The "ART" of Epigenetics in Melanoma: From histone "Alterations, to Resistance and Therapies"

Abstract

Malignant melanoma is the most deadly form of skin cancer. It originates from melanocytic cells and can also arise at other body sites. Early diagnosis and appropriate medical care offer excellent prognosis with up to 5-year survival rate in more than 95% of all patients. However, long-term survival rate for metastatic melanoma patients remains at only 5%. Indeed, malignant melanoma is known for its notorious resistance to most current therapies and is characterized by both genetic and epigenetic alterations. In cutaneous melanoma (CM), genetic alterations have been implicated in drug resistance, yet the main cause of this resistance seems to be non-genetic in nature with a change in transcription programs within cell subpopulations. This change can adapt and escape targeted therapy and immunotherapy cytotoxic effects favoring relapse. Because they are reversible in nature, epigenetic changes are a growing focus in cancer research aiming to prevent or revert the drug resistance with current therapies. As such, the field of epigenetic therapeutics is among the most active area of preclinical and clinical research with effects of many classes of epigenetic drugs being investigated. Here, we review the multiplicity of epigenetic alterations, mainly histone alterations and chromatin remodeling in both cutaneous and uveal melanomas, opening opportunities for further research in the field and providing clues to specifically control these modifications. We also discuss how epigenetic dysregulations may be exploited to achieve clinical benefits for the patients, the limitations of these therapies, and recent data exploring this potential through combinatorial epigenetic and traditional therapeutic approaches.

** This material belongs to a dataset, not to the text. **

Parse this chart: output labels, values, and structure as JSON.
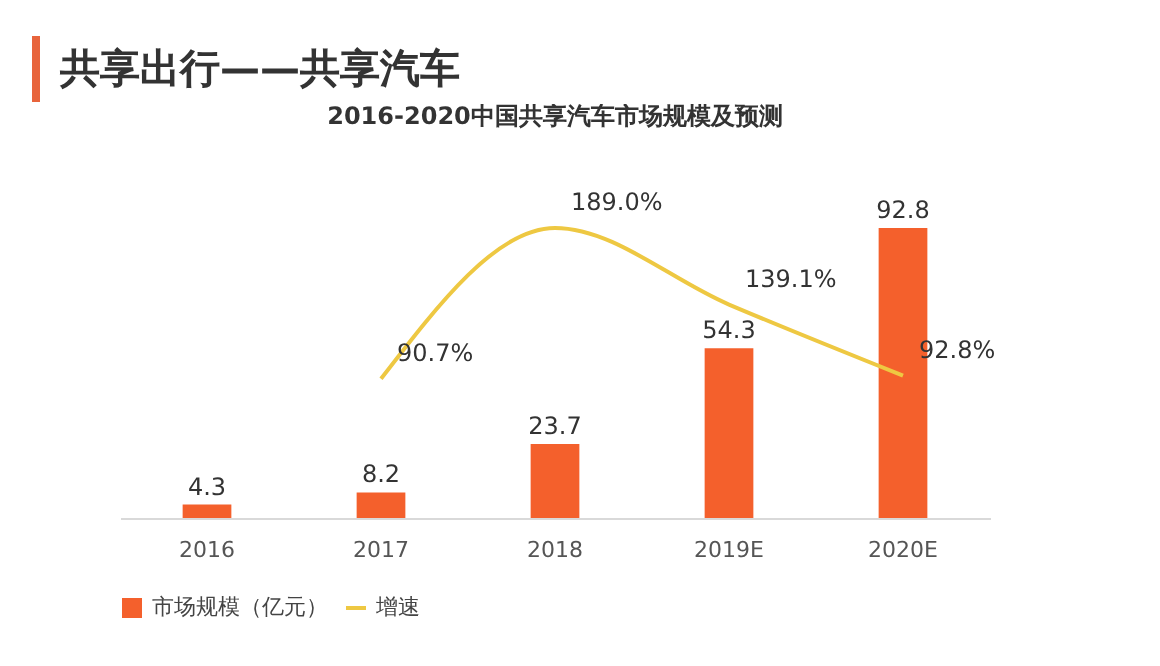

Keywords: drug resistance; epigenetics; immunotherapy; melanoma; targeted therapy.

Figure 1

Role of “Writers” in melanoma. Epigenetic mechanisms driven by the histone lysine methyltransferases ((A) KMT2D, (B) SETDB1 and (C) EZH2) in melanoma progression. Few epigenetic players can be targeted by small molecules to reverse the chromatin state and decrease tumorigenicity.

Figure 2

Role of “Readers” in melanoma. Key roles of the bromodomain and extraterminal domain (BET) proteins in melanoma progression that can be targeted to decrease tumorigenicity.

Figure 3

Role of “Erasers” in melanoma. Epigenetic mechanisms driven by (A) histone lysine deacetylases (HDACs) or (B) histone lysine demethylases (KDM5B, KDM1A, KDM4C and KDM6B) in melanoma progression. Few epigenetic players can be targeted by small molecules to reverse the chromatin state and decrease tumorigenicity.